Мертвее не бывает | Страница: 30

  • Georgia
  • Verdana
  • Tahoma
  • Symbol
  • Arial
16
px

Я оборачиваюсь, полагая, что это тот парень, с которым мы общались прошлой ночью.

— Что я тебе обо всем этом говорил?

Он улыбается.

— Прошу прощения, просто на Саймона ты тянешь больше, нежели на Джо. Признайся, так ведь и должно быть.

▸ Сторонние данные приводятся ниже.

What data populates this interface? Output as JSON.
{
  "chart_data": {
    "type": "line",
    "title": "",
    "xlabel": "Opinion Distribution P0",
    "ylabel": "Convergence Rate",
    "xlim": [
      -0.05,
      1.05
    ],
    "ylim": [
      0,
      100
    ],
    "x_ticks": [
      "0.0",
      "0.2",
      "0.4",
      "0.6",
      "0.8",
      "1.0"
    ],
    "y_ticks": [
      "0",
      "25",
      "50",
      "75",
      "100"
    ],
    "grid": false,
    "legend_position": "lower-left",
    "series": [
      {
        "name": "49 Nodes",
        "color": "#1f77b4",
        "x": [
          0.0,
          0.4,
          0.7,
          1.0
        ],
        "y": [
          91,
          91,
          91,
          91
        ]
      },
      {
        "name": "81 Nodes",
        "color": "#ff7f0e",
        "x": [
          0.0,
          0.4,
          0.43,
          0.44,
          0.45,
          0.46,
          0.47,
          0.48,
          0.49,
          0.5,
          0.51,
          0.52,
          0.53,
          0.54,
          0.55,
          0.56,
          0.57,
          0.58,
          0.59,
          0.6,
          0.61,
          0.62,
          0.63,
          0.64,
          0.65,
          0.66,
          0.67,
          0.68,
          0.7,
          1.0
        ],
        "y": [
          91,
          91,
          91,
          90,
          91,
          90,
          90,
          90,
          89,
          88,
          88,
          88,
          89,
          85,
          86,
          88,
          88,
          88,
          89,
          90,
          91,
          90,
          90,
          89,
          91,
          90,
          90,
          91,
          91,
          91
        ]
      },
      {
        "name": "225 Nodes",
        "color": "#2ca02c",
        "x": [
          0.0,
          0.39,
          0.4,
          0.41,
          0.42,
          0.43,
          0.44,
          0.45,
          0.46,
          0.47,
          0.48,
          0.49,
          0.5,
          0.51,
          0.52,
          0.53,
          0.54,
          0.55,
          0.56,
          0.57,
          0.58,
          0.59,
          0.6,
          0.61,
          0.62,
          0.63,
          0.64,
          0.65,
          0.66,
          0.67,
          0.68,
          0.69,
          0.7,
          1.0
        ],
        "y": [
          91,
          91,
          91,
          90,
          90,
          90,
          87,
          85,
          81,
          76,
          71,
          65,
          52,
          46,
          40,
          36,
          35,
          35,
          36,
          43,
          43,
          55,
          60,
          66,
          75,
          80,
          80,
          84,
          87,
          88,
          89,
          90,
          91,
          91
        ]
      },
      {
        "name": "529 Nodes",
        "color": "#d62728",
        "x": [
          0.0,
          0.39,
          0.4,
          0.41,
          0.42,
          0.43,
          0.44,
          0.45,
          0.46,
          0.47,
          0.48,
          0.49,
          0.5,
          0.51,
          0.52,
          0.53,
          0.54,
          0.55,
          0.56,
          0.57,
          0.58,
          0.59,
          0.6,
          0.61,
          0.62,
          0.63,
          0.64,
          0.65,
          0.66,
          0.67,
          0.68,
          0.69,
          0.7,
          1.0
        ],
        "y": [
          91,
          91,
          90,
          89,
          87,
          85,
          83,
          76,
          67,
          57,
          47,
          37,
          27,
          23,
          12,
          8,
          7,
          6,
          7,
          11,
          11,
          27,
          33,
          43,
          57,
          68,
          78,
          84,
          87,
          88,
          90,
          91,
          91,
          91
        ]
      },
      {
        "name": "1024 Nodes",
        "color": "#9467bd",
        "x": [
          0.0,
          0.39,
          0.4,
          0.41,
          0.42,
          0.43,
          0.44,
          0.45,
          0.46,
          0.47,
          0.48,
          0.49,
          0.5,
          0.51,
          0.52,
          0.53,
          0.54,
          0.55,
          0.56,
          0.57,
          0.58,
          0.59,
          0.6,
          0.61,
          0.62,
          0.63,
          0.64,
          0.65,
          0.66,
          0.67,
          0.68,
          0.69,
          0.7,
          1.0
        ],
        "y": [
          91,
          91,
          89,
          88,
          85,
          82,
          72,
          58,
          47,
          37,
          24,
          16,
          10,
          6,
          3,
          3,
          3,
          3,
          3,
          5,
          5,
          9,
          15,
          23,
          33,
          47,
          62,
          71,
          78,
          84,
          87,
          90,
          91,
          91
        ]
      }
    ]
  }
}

— Просто проводи меня к Дэниелу.

— Нет проблем.

Мы пересекаем пустое пространство склада, и тени в его противоположном конце начинают проступать все отчетливей. Сначала они похожи на многочисленные ряды перегородок из белого гипса, используемых для украшения лужаек, затем же становится понятно, что перед нами Анклав. Похоже, их здесь не менее ста. Отбросы всех кланов. Они сидят на полу, скрестив ноги. Немые и неподвижные. На всех одинаковые с ног до головы белые одежды, гармонирующие с их бледными, бесцветными лицами. Мой проводник ведет меня, лавируя между рядами своих коллег. Те, что сидят в задних рядах, все еще сохранили некоторую цветность в своих лицах и кое-какую плоть на костях. Однако они все бледнеют и истощаются с каждым нашим шагом в направлении к передовой части их безмолвного собрания. Где-то на полпути мой проводник садится на пустое место на краю одной из шеренг, я останавливаюсь, однако он отрицательно вертит головой, указывая вперед.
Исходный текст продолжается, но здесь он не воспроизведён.